Washington: On Tuesday, India's peak power demand reached a record high 260.5 GW at 3.40 pm, driven by a heatwave and a spike in cooling needs. Energy transition is no longer just a climate story but one of control, stability and economic security. Rapid growth of various forms of distributed RE is changing how electricity is produced and injected into the network.
While such additions can be accommodated through incremental measures in the early stages, their expansion demands grids with real-time visibility, digital coordination and operational flexibility. Incremental upgrades will not solve this. It calls for a fundamental shift in how grids are designed and operated.
Intelligent grids turn electricity networks from passive infra into dynamic, responsive systems. They allow utilities to anticipate demand, integrate renewables at scale, and respond to disruptions in real time. This isn't just about efficiency but about control. The ability to manage power flows intelligently is becoming as important as the ability to generate power itself.
One of the most transformative developments is the use of digital twins - replicas of electricity networks that integrate asset-level data with real-time system performance. Systems that once relied on fragmented data and reactive operations can now function as integrated, data-driven networks.
In Rajasthan, Jaipur Vidyut Vitran Nigam Limited (JVVNL), which serves over 8 mn consumers, is deploying a digital twin as its operational backbone, creating an 'energy brain' for the grid. By integrating data across network assets and renewable sources, the utility can track flows, pinpoint losses and manage variability in real time.
Early assessments suggest this shift can reduce outages by up to 45 hrs per consumer annually, and cut transformer failure rates by 20-30%. It also enables utilities to optimise investments, integrate renewables more efficiently and reduce dependence on subsidies.
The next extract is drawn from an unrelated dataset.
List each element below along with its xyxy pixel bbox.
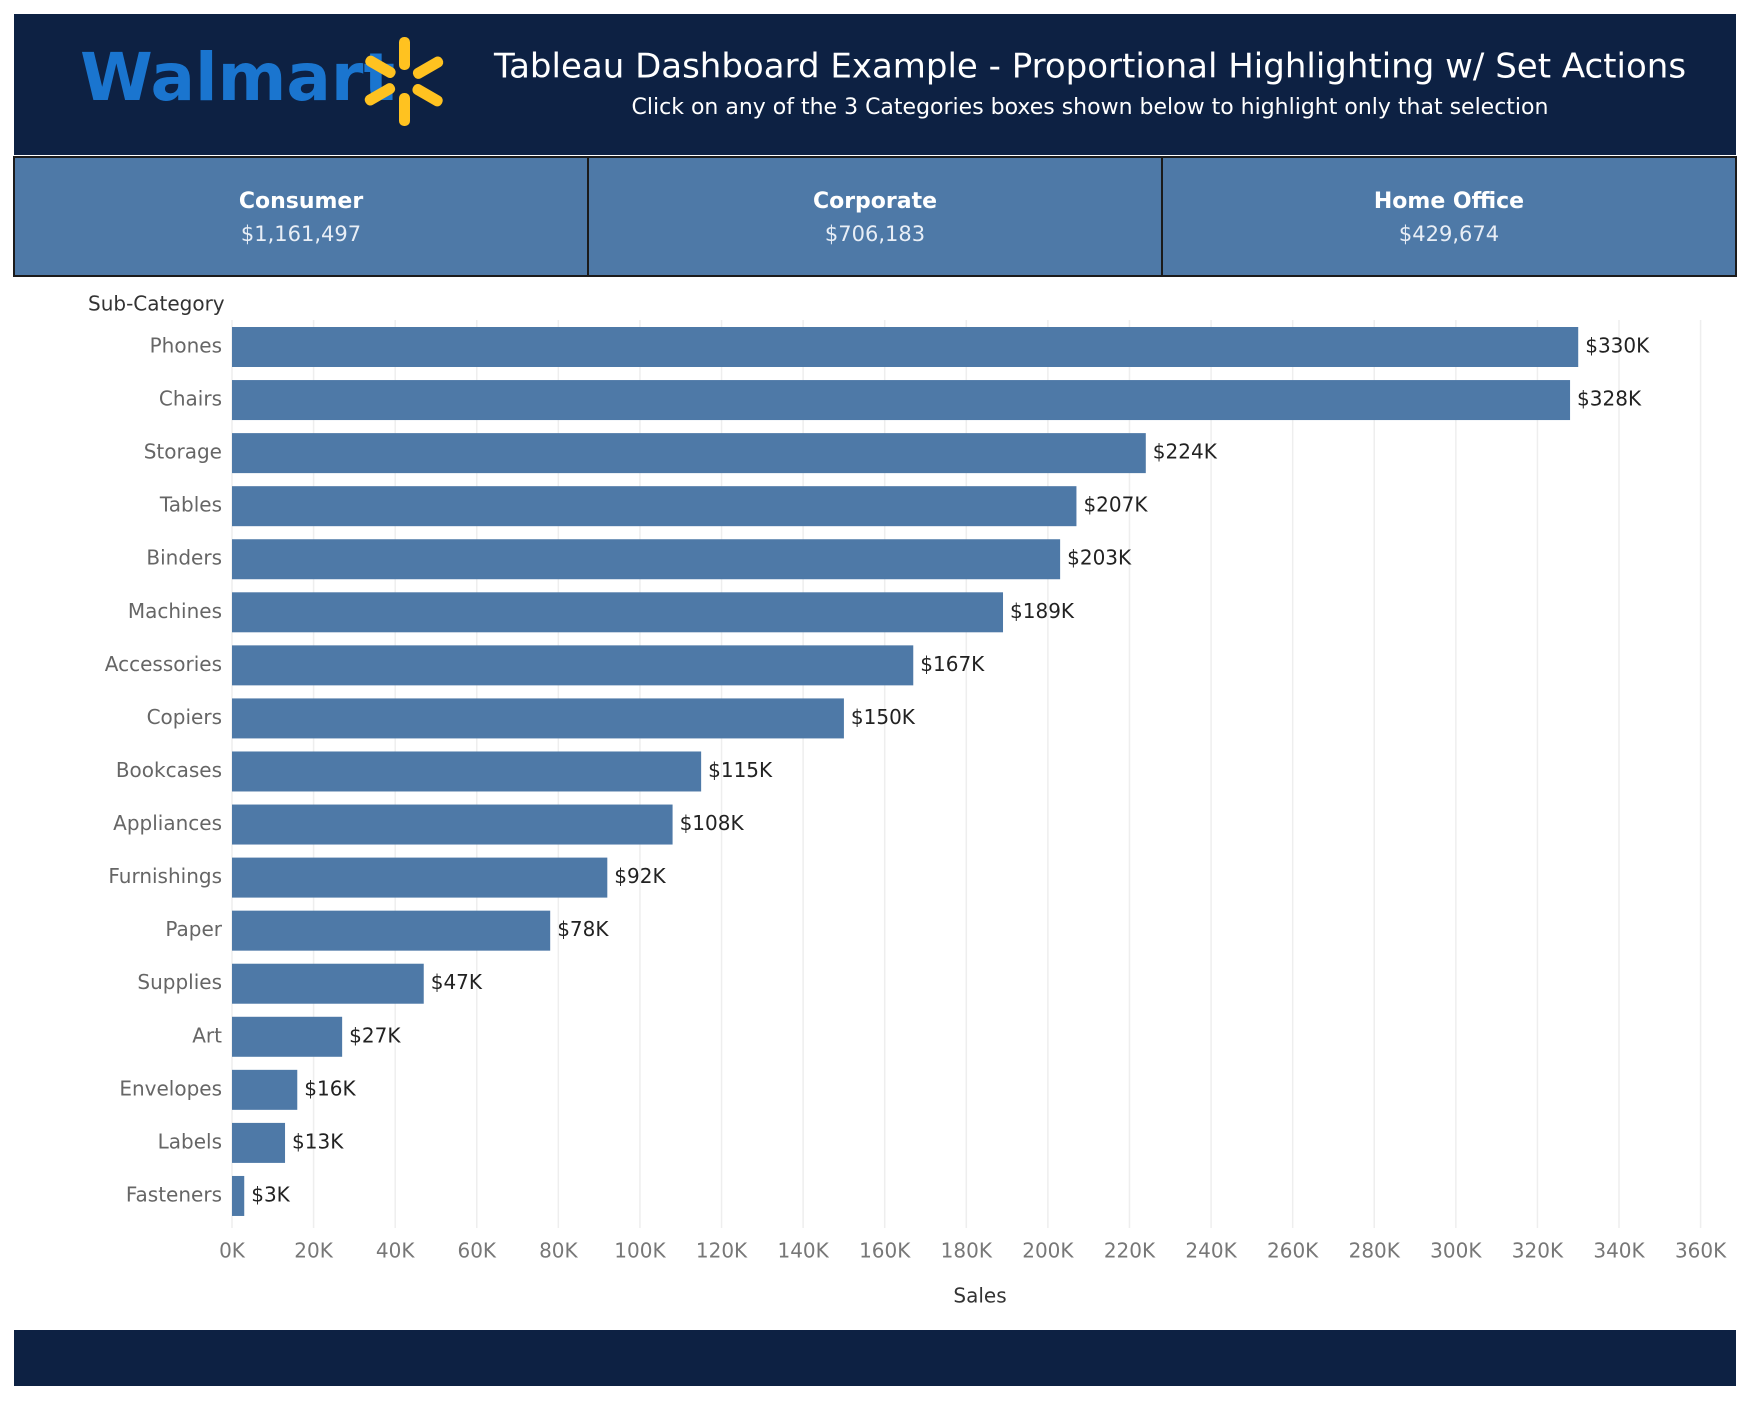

This changes how grids are run. With AI layered on top, operations shift from reactive to predictive. Asset stress can be detected before failure. Outages can be anticipated and resolved faster. Demand can be forecast and shaped, allowing consumers to play a more active role in balancing the grid. This is a structural shift from managing electricity as infrastructure to managing it as a real-time, intelligent system.
Modernising grids also opens the door to a more participatory and efficient electricity system. Intelligent grids can enable real-time energy exchanges, allowing consumers to become active participants, prosumers (producer + consumer), easing pressure on utilities and public subsidy budgets.
This has far-reaching implications. It can reduce pressure on utilities, lower subsidy burdens and create new economic opportunities at the local level. It also strengthens system flexibility, making it easier to balance supply and demand in real time. In this model, grids not only deliver power but also enable markets.
Investment in grids must keep pace with that in generation. Digital infra, storage solutions and system flexibility need to be treated as core components of energy planning, not afterthoughts. Utilities must be equipped with tools, incentives and capabilities to operate in a data-driven environment.
Governments, private sector and philanthropy must work together to derisk investments, scale innovation and accelerate deployment, particularly in emerging markets where capital constraints remain significant. In India, initiatives like India Energy Stack, an emerging DPI for the power sector, is enabling better planning, coordination and investment across the value chain.
Initiatives like India Grids of the Future Accelerator (IGFA) demonstrate how such collaboration can translate ambition into implementation, combining tech, finance and local capacity building.
In India, more than 16% of electricity is still lost in transmission and distribution. RE offers a pathway away from volatile fuel import, but only if systems can deliver power reliably. Generation is not security. Without intelligent grids, clean energy cannot be used when and where it's needed. In the decade ahead, countries that invest in smart grids won't power their economies, they will secure them.